Recrawling list folder content based on changes can lead to long indexing times when changes occur frequently.
Your source can potentially re-index list folders continually.
SharePoint Online sources created since September 13, 2021, aren’t set by default to recrawl a list folder upon detected changes. SharePoint Online sources created before September 13, 2021 were set by default to recrawl changed list folders.
To make sure your scheduled refreshes don’t recrawl changed list folders, validate that the RecrawlListFolderContentOnChange
parameter in your source JSON configuration is set to false
.
When set to false
, your source indexes changes in list folders during the following rescan or rebuild.
To set the RecrawlListFolderContentOnChange
parameter value to false
:
-
On the Sources (platform-ca | platform-eu | platform-au) page, click your SharePoint Online source, and then click More > Edit JSON.
-
In the Edit a Source JSON Configuration panel, locate the
RecrawlListFolderContentOnChange
parameter, and set itsvalue
tofalse
. -
Click Save to apply your change for subsequent refresh operations.
A word on indexing pipeline extensions
indexing pipeline extensions (IPEs) are a powerful way to customize the indexing process.

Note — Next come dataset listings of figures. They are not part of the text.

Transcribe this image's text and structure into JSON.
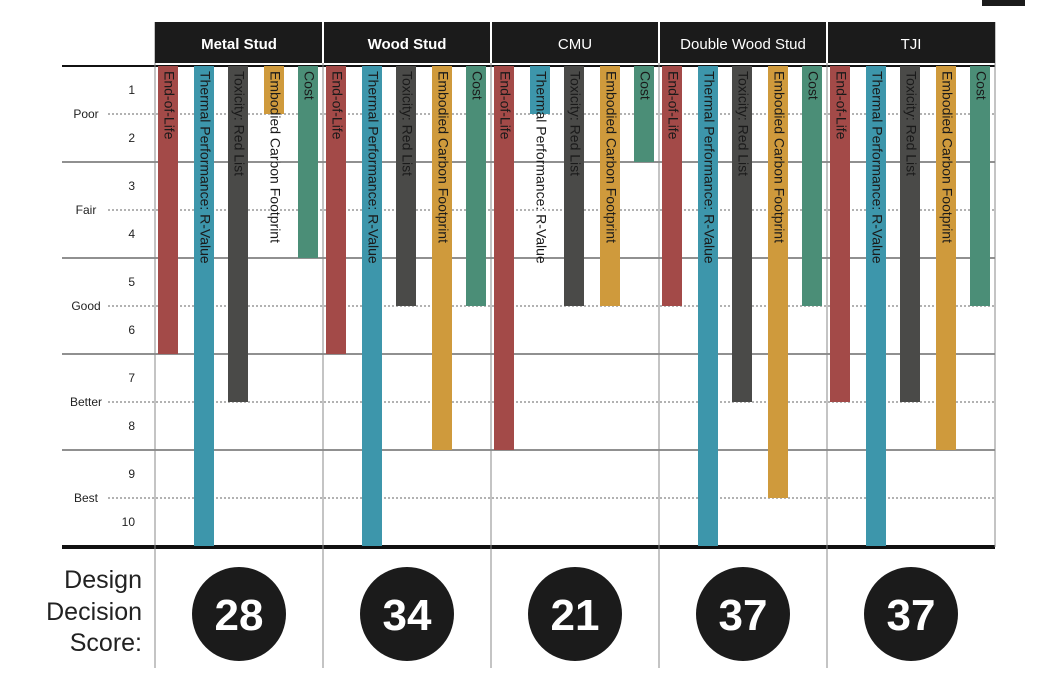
{
  "chart_data": {
    "type": "bar",
    "categories": [
      "Metal Stud",
      "Wood Stud",
      "CMU",
      "Double Wood Stud",
      "TJI"
    ],
    "category_bold": [
      true,
      true,
      false,
      false,
      false
    ],
    "series": [
      {
        "name": "End-of-Life",
        "color": "#a34a48",
        "values": [
          6,
          6,
          8,
          5,
          7
        ]
      },
      {
        "name": "Thermal Performance: R-Value",
        "color": "#3d96ab",
        "values": [
          10,
          10,
          1,
          10,
          10
        ]
      },
      {
        "name": "Toxicity: Red List",
        "color": "#4a4a48",
        "values": [
          7,
          5,
          5,
          7,
          7
        ]
      },
      {
        "name": "Embodied Carbon Footprint",
        "color": "#cf9a3c",
        "values": [
          1,
          8,
          5,
          9,
          8
        ]
      },
      {
        "name": "Cost",
        "color": "#4b8e77",
        "values": [
          4,
          5,
          2,
          5,
          5
        ]
      }
    ],
    "y_ticks": [
      "1",
      "2",
      "3",
      "4",
      "5",
      "6",
      "7",
      "8",
      "9",
      "10"
    ],
    "ylim": [
      0,
      10
    ],
    "rating_bands": [
      "Poor",
      "Fair",
      "Good",
      "Better",
      "Best"
    ],
    "scores": [
      "28",
      "34",
      "21",
      "37",
      "37"
    ],
    "score_label": [
      "Design",
      "Decision",
      "Score:"
    ]
  }
}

However, whereas your SharePoint Online connector configurations are applied in the crawling stage of the Coveo indexing pipeline, indexing pipeline extensions are applied in the document processing manager (DPM). Using an IPE to reject items doesn’t reduce the number of items crawled and, therefore, only adds to the total time required before source items are indexed.
Only use IPEs as a last resort, when filtering isn’t possible natively in the SharePoint Online connector.
Additional indexing strategies
The SharePoint Online connector uses SharePoint Online APIs to retrieve your tenant content. SharePoint Online throttles applications to control usage of its APIs.
The following leading practices are meant to minimize the impacts of throttling on connector update times.
Use certificates to avoid throttling
Using a certificate to access SharePoint Online APIs rather than a user account increases the call rate limits before throttling is applied. That’s why we recommend using certificate authentication over delegated authentication when adding or editing a SharePoint Online source.
Split your sources and optimize update schedules
SharePoint Online limits API calls per minute and per day. Minimizing connector update times involves taking into account these time window limits. Splitting big SharePoint Online sources into several smaller ones allows you to spread scheduled source updates over time, reducing the risk of throttling and the duration of throttling episodes.
You can split sources into smaller ones by:
-
Alphabetical order of site names.
-
A given maximum number of specific sites per source.
-
Content type (e.g., user profiles, documentation, teams).
|
Make sure you take into account content that will be added over time in your SharePoint Online tenant (e.g., new sites). For example, you can achieve this by setting up "catch remaining" sources. If you need to create a new source to capture newly added content in your tenant, consider duplicating an existing source that indexes analogous content. This will make configuring the new source simpler and faster. |
The SharePoint Online connector supports refresh and rescan source updates. You should understand the differences between both source update types and set scheduled update frequencies that make sense in your context. You should also have a global scheduling strategy to prevent overlapping source updates or having multiple lengthy updates running on the same day of the week.